L’ACCORD SUR LE NUCLEAIRE IRANIEN N’ETAIT PAS PARFAIT MAIS RESPECTE


12 années de discussions auront été nécessaires pour parvenir à cet accord historique sur le nucléaire iranien signé en 2015 par Téhéran avec les États-Unis, la Russie, la Chine, la France, le Royaume-Uni et l’Allemagne.
Mais en ce mardi 8 mai 2018, l’ambiance diplomatique était pour le moins tendue avant que Donald Trump ne fasse officiellement part depuis la Maison Blanche de sa décision de rompre ledit accord et de rétablir les sanctions appliquées précédemment.
Conscients que la position des Etats-Unis aurait pour conséquence première de générer des risques d’embrasement au Moyen-Orient, tous les pays signataires et notamment la France où se trouvait commémorée la fin de seconde guerre mondiale en Europe, ont tout mis en œuvre pour éviter de compromettre la diplomatie et éviter de renforcer les partisans de la ligne dure à Téhéran.
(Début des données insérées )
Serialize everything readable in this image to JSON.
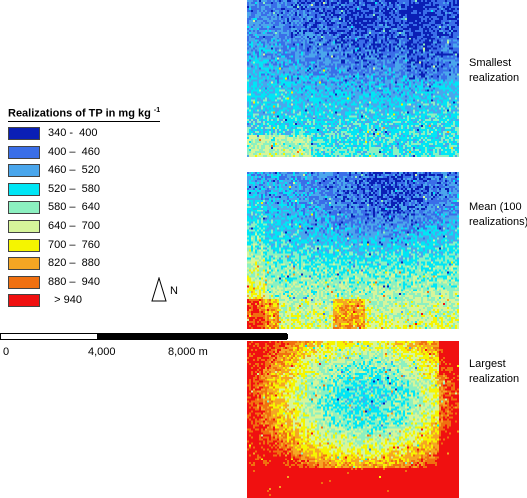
{
  "legend": {
    "title": "Realizations of TP in mg kg",
    "title_superscript": "-1",
    "items": [
      {
        "label": "340 -  400",
        "color": "#0a1fb5"
      },
      {
        "label": "400 –  460",
        "color": "#3a6ee8"
      },
      {
        "label": "460 –  520",
        "color": "#4aa6ec"
      },
      {
        "label": "520 –  580",
        "color": "#00e6f5"
      },
      {
        "label": "580 –  640",
        "color": "#8cf0c0"
      },
      {
        "label": "640 –  700",
        "color": "#d6f59a"
      },
      {
        "label": "700 –  760",
        "color": "#f5f500"
      },
      {
        "label": "820 –  880",
        "color": "#f5a623"
      },
      {
        "label": "880 –  940",
        "color": "#f07010"
      },
      {
        "label": "  > 940",
        "color": "#f01010"
      }
    ]
  },
  "north_arrow": {
    "label": "N",
    "icon": "north-arrow-icon"
  },
  "scale_bar": {
    "labels": [
      "0",
      "4,000",
      "8,000 m"
    ]
  },
  "maps": [
    {
      "caption": "Smallest\nrealization",
      "pattern": "smallest"
    },
    {
      "caption": "Mean (100\nrealizations)",
      "pattern": "mean"
    },
    {
      "caption": "Largest\nrealization",
      "pattern": "largest"
    }
  ]
}
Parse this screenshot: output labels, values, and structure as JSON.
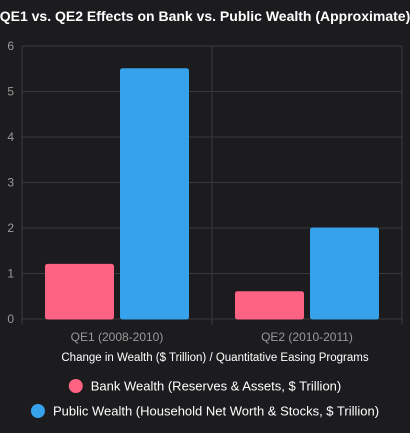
{
  "chart_data": {
    "type": "bar",
    "title": "QE1 vs. QE2 Effects on Bank vs. Public Wealth (Approximate)",
    "xlabel": "Change in Wealth ($ Trillion) / Quantitative Easing Programs",
    "ylabel": "",
    "categories": [
      "QE1 (2008-2010)",
      "QE2 (2010-2011)"
    ],
    "ylim": [
      0,
      6
    ],
    "yticks": [
      0,
      1,
      2,
      3,
      4,
      5,
      6
    ],
    "grid": true,
    "legend_position": "bottom",
    "series": [
      {
        "name": "Bank Wealth (Reserves & Assets, $ Trillion)",
        "color": "#ff6384",
        "values": [
          1.2,
          0.6
        ]
      },
      {
        "name": "Public Wealth (Household Net Worth & Stocks, $ Trillion)",
        "color": "#36a2eb",
        "values": [
          5.5,
          2.0
        ]
      }
    ]
  }
}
D’autant que l’Agence internationale de l’énergie atomique (AIEA) qui a procédé depuis 2016 plus de 10 fois à des visites et vérifications sur des sites iraniens d’enrichissement d’uranium affirmait que les engagements pris étaient respectés. La décision du président américain de revenir à des sanctions économiques aura des conséquences désastreuses pour l’économie iranienne et plus particulièrement la classe moyenne.
Alors que Hassan Rohani déclarait avant l’intervention du 45e président des Etats-Unis « Notre politique étrangère est fondée sur des relations constructives avec le monde», avant d’ajouter « Que nous soyons sous sanctions ou pas, nous devons voler de nos propres ailes», la tension diplomatique était visiblement justifiée.
Négocié par son prédécesseur Barack Obama en 2015, l’accord de dénucléarisation a du plomb dans l’aile. Tandis que les pays européens espèrent s’en tenir à l’accord en cas de retrait des États-Unis, il demeure des doutes quant à savoir si c’est une option viable. C’est la raison pour laquelle les diplomates attendent de voir à quelle vitesse Donald Trump envisage de réimposer les sanctions qui affecteront les entreprises européennes qui commercent avec l’Iran.
Il est vrai qu’Israël et l’Arabie Saoudite ont fait pression sur l’accord pour des raisons différentes, mettant en évidence une clause de temporisation qui permet à l’Iran de redémarrer l’enrichissement nucléaire une fois l’accord terminé en 2025.
Une bien triste nouvelle en cette semaine du 8 mai 2018. AWI reviendra très vite sur la décision prise par Donald Trump et ses effets récurrents à venir. Au vu de ce qui précède, la prochaine rencontre entre Donald Trump et Kim Jong-un ne s’annonce pas simple.